Why LNG is crucial for India’s energy needs
Liquefied natural gas is a very important part of the energy mix in India. It is a major source of energy for electricity production, industrial processes and manufacturing of chemicals, fertilisers, and paper, among others.
LNG is increasingly being used as a clean and environmentally friendly alternative for heavy transportation and sea routes.
India generates approximately 2900-3000 million metric standard cubic meters of gas per month from offshore fields off Mumbai and the Krishna-Godavari Basin. This domestic production accounts for half of the total gas consumption, while the rest is supplied through imports from Gulf nations and the USA.
Analysts have indicated that diversification of sources will help India avoid any geopolitical tensions that may arise due to a single source of energy import.
Strategic energy cooperation between India and Canada
Earlier in 2026, India and Canada signed a joint statement to strengthen cooperation in the energy sector.

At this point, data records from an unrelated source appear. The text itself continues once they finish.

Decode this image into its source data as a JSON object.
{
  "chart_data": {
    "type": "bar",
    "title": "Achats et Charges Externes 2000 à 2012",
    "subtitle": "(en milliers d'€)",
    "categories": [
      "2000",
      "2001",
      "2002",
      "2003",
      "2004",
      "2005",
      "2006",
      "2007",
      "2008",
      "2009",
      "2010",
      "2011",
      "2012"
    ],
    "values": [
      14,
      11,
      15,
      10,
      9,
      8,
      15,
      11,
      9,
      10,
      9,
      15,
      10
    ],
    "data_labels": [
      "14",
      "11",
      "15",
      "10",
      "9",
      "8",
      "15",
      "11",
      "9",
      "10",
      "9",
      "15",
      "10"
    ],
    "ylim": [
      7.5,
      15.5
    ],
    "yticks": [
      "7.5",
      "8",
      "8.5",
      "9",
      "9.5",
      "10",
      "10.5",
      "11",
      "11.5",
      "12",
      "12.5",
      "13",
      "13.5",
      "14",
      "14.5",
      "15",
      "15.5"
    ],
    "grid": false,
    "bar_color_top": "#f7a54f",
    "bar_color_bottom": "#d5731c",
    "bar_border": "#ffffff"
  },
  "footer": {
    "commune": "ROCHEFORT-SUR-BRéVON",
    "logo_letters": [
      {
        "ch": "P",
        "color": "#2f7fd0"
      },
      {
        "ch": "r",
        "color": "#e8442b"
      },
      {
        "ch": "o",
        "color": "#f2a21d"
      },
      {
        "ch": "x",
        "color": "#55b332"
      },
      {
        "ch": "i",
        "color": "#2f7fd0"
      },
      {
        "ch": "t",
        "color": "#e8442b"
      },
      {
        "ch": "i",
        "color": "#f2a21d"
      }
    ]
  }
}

Experts say LNG imports from Canada could help India bypass the Strait of Hormuz, a critical chokepoint through which a large portion of global oil and gas shipments pass. Avoiding this route would reduce the risks associated with regional conflicts and provide greater stability to India’s energy supply.
Canada is also planning to expand its LNG production capacity to 50 million tonnes per year by 2030, which could open opportunities for long-term supply agreements with countries such as India.
Such agreements typically offer more predictable pricing and supply security compared with the global spot market. In addition to LNG exports, Canada has also pledged to supply $2.6 billion worth of nuclear fuel for Indian reactors between 2027 and 2035 as part of a broader $5.5 billion energy partnership, according to officials familiar with the plan.